I am positive there are plenty of teachers out there who are fantastic at orchestrating wonderful endings to their classes. I’m also guessing that there are a few who try to avoid any formal acknowledgment of the end of significant classroom relationships beyond having the students clean out their desks and lockers and maybe have a cupcake before heading out for the summer.

I’m here to advocate for formal, sentimental, powerful endings in school.

Here’s why: Teachers should and do matter to their students. Any learning that took place over the school year depended on this fact, on the relationships students were able to  have with their teachers (and each other, and the subject matter, all of which ties back to the relationship with the teacher). Ending the relationship with the teacher and with the class group is a big deal and deserves acknowledgment.

I’m not a big how-to kind of gal, as I prefer to support teachers in coming up with their own plans, but here are some ways I’ve overcome my aversions and celebrated endings:

* I’ve put ingredients for ice cream into a manual ice cream ball and rolled it back and forth between me and my client. (This rolling is what turns the ingredients into a frozen delight.) Each time we push it, we say something to each other about our work. In a classroom, the person who rolls the ball can call out a positive adjective about the person he’s rolling the ball to. And then, of course, everybody can dip into the ice cream.

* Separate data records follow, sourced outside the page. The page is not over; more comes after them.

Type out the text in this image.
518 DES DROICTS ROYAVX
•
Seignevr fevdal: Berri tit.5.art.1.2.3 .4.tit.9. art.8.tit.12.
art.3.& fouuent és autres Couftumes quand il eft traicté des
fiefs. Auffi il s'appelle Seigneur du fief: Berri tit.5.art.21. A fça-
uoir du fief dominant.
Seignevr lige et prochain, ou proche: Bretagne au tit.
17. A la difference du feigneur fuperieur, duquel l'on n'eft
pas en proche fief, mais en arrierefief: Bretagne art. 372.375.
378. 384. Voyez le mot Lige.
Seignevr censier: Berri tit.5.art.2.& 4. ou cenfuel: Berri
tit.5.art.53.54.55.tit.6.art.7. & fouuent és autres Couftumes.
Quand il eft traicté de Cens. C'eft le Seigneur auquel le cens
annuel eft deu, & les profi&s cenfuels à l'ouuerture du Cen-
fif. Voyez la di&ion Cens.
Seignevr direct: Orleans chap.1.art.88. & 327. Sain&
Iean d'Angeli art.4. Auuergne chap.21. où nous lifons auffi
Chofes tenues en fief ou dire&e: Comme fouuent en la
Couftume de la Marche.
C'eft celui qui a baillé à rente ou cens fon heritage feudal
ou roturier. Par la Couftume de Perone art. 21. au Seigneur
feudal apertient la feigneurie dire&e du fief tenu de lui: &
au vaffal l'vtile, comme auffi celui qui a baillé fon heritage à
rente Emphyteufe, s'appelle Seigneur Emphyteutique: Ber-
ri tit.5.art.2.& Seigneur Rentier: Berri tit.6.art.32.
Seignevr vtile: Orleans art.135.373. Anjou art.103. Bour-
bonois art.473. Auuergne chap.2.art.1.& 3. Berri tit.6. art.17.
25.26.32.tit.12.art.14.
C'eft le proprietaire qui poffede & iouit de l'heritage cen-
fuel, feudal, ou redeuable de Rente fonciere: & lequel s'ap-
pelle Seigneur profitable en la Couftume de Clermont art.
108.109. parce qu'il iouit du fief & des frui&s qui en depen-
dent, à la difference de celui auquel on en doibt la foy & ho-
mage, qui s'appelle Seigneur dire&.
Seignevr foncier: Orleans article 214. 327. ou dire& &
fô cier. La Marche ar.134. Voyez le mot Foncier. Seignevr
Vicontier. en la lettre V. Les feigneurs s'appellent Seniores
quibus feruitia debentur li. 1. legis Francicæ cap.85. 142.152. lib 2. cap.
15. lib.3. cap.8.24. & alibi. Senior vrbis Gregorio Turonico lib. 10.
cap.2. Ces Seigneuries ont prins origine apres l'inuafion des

* I’ve done the same activity with a ball of beautiful string or yarn. Every time someone throws the ball to another member of the group, they say something kind about the person who catches the ball. After weaving this visible evidence of the connections among us, each group member can cut off a piece of the string to keep.

* I’ve handed out paper to every member of a group and asked them to put their name on the top. Each member then passes their paper to their right (or left), and the group member next to them writes something positive about the person whose name is on the paper. We keep passing the paper around until each member receives their original back. Sometimes we read our papers out loud to each other.

* I’ve done découpage on flower pots, boxes, and in frames (mimicking diplomas), choosing and creating images that represent the person the gift is for. In classrooms, students can construct their own “self-portrait” collages from images cut out, drawn, or photographed by their classmates and teacher that depict something special about themselves.

The point of all these possible ways of ending a school year is to shine a strong spotlight on the basic and essential fact that each person in a classroom is in crucial relationship to the others and that each person has been seen. And, honestly, what students will remember about school will not necessarily be the content you taught or the activities you organized but the feeling of having been seen, understood, and, at best, valued.

Feeling seen. Feeling known. Feeling valued. These are bedrocks to successful education. When this experience ends, it is a great loss that should be acknowledged, memorialized, and gently mourned.

If you’re thinking “Pffft! My kids don’t care about me or each other enough to take this kind of ending seriously,” then I suggest you start thinking about beginnings. How might you attend and attune to the relationships in your classroom next year? How might you start the school year with attachment and connection in mind? How might you remember to see, know, and value your students and encourage them to do the same for each other?

And now I have to end this blog post. Damn.

But, seriously: How do you end your school year with your students?